Would anyone use Objectionable-C were it not required for Apps for Apple?

Java is cross-platform and consistent, but Android and some web' apps need it.

FORTRAN, nor its more malignant sibling, COBOL, aren't dead yet.

C comes closest to the hardware, a high level assembler. C++ is nonplussed. Scriptography needs simplicity and flexibility, so Python is squeezing out the competitors.

I like the a-b-c's, Awk, bash, C.

Reply Score: 1

RE: It does NOT mention C#
by kargl on Tue 15th Jan 2013 03:05 in reply to "It does NOT mention C#"
kargl Member since:
2007-10-16


FORTRAN, nor its more malignant sibling, COBOL, aren't dead yet.


Fortran is the correct spelling, and it's been the correct spelling since Fortran 90 was ratified some 23 years ago.

BTW, what language were you trying to use when you composed the above sentence?

Reply Parent Score: 2

RE: It does NOT mention C#
by Hypnos on Tue 15th Jan 2013 03:39 in reply to "It does NOT mention C#"
Hypnos Member since:
2008-11-19

I'm with you on everything except Objective-C -- what's wrong with it in your estimation?

To me it's a winner: all the benefits of C, combined with an object-orientation system with a simple, smalltalk-like syntax and dynamic dispatch.

Reply Parent Score: 4

RE[2]: It does NOT mention C#
by hhas on Tue 15th Jan 2013 11:59 in reply to "RE: It does NOT mention C#"
hhas Member since:
2006-11-28

I'm with you on everything except Objective-C -- what's wrong with it in your estimation?

To me it's a winner: all the benefits of C, combined with an object-orientation system with a simple, smalltalk-like syntax and dynamic dispatch.


All the drawbacks of C too, unfortunately.

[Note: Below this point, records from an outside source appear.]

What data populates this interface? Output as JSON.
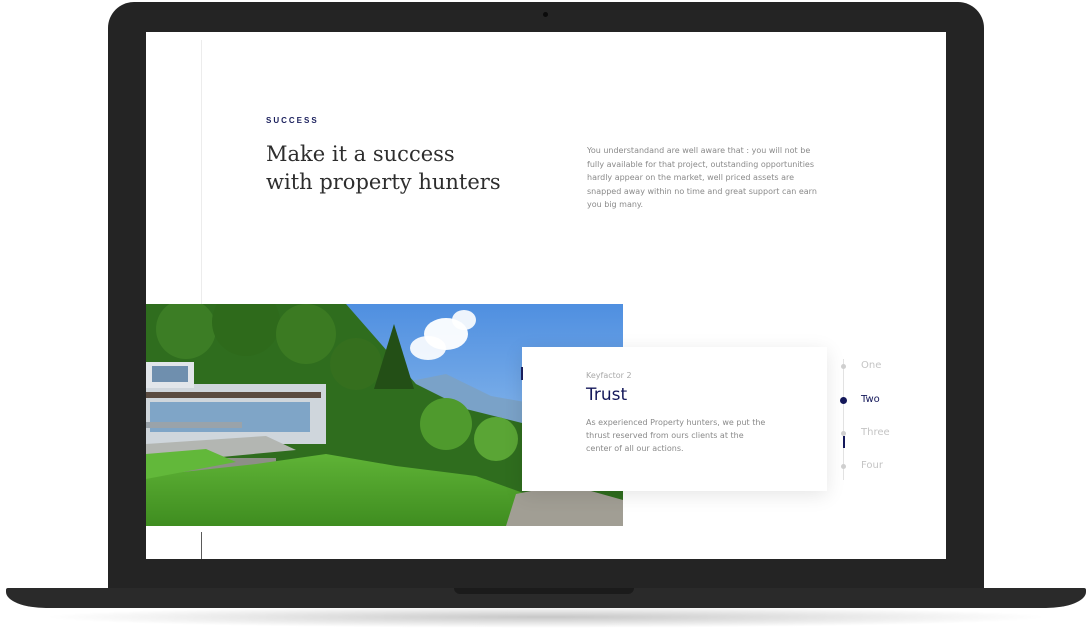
{
  "hero": {
    "eyebrow": "SUCCESS",
    "headline_line1": "Make it a success",
    "headline_line2": "with property hunters",
    "intro": "You understandand are well aware that : you will not be fully available for that project, outstanding opportunities hardly appear on the market, well priced assets are snapped away within no time and great support can earn you big many."
  },
  "keyfactor_card": {
    "kicker": "Keyfactor 2",
    "title": "Trust",
    "body": "As experienced Property hunters, we put the thrust reserved from ours clients at the center of all our actions."
  },
  "steps": {
    "items": [
      {
        "label": "One",
        "active": false
      },
      {
        "label": "Two",
        "active": true
      },
      {
        "label": "Three",
        "active": false
      },
      {
        "label": "Four",
        "active": false
      }
    ]
  },
  "colors": {
    "accent": "#14185a",
    "heading": "#2d2d2d",
    "body_text": "#8a8a8a",
    "laptop_frame": "#242424"
  },
  "icons": {
    "photo": "villa-landscape-photo"
  }
}
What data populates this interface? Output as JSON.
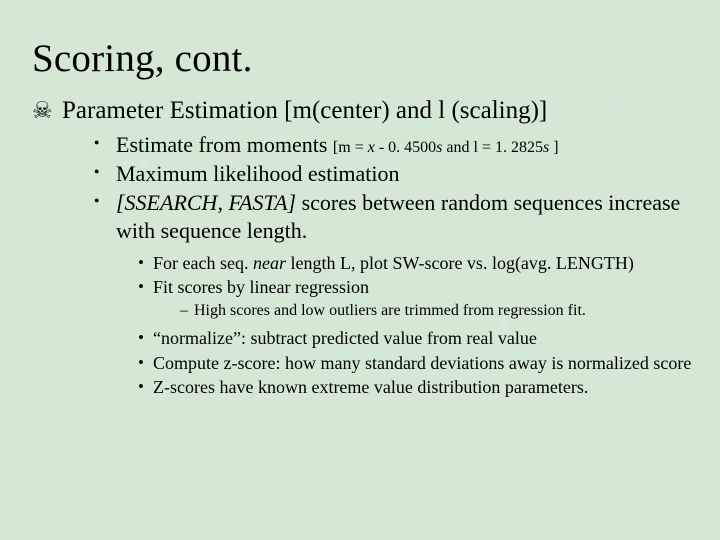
{
  "title": "Scoring, cont.",
  "heading": {
    "icon": "☠",
    "pre": "Parameter Estimation [",
    "mu": "m",
    "mid1": "(center) and ",
    "lambda": "l",
    "post": " (scaling)]"
  },
  "l1": {
    "a": {
      "pre": "Estimate from moments ",
      "form_open": "[",
      "mu": "m",
      "eq1": " = ",
      "x": "x",
      "mid": " - 0. 4500",
      "s1": "s",
      "and": " and ",
      "lambda": "l",
      "eq2": " = 1. 2825",
      "s2": "s",
      "close": " ]"
    },
    "b": "Maximum likelihood estimation",
    "c": {
      "em": "[SSEARCH, FASTA]",
      "rest": " scores between random sequences increase with sequence length."
    }
  },
  "l2": {
    "a": {
      "pre": "For each seq. ",
      "em": "near",
      "post": " length L, plot SW-score vs. log(avg. LENGTH)"
    },
    "b": "Fit scores by linear regression",
    "c": "“normalize”: subtract predicted value from real value",
    "d": "Compute z-score: how many standard deviations away is normalized score",
    "e": "Z-scores have known extreme value distribution parameters."
  },
  "l3": {
    "a": "High scores and low outliers are trimmed from regression fit."
  }
}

I really wish Apple would take Cyclone (http://cyclone.thelanguage.org/), which is basically C done right, lash it to their existing OO mechanism, and call it Objective-C 3.0. It wouldn't be perfect (e.g. error handling would still suck), but it'd address [Obj]-C's single biggest weakness (safety) and with luck help drive the wider adoption of 'safe C' dialects on other platforms too (something long overdue).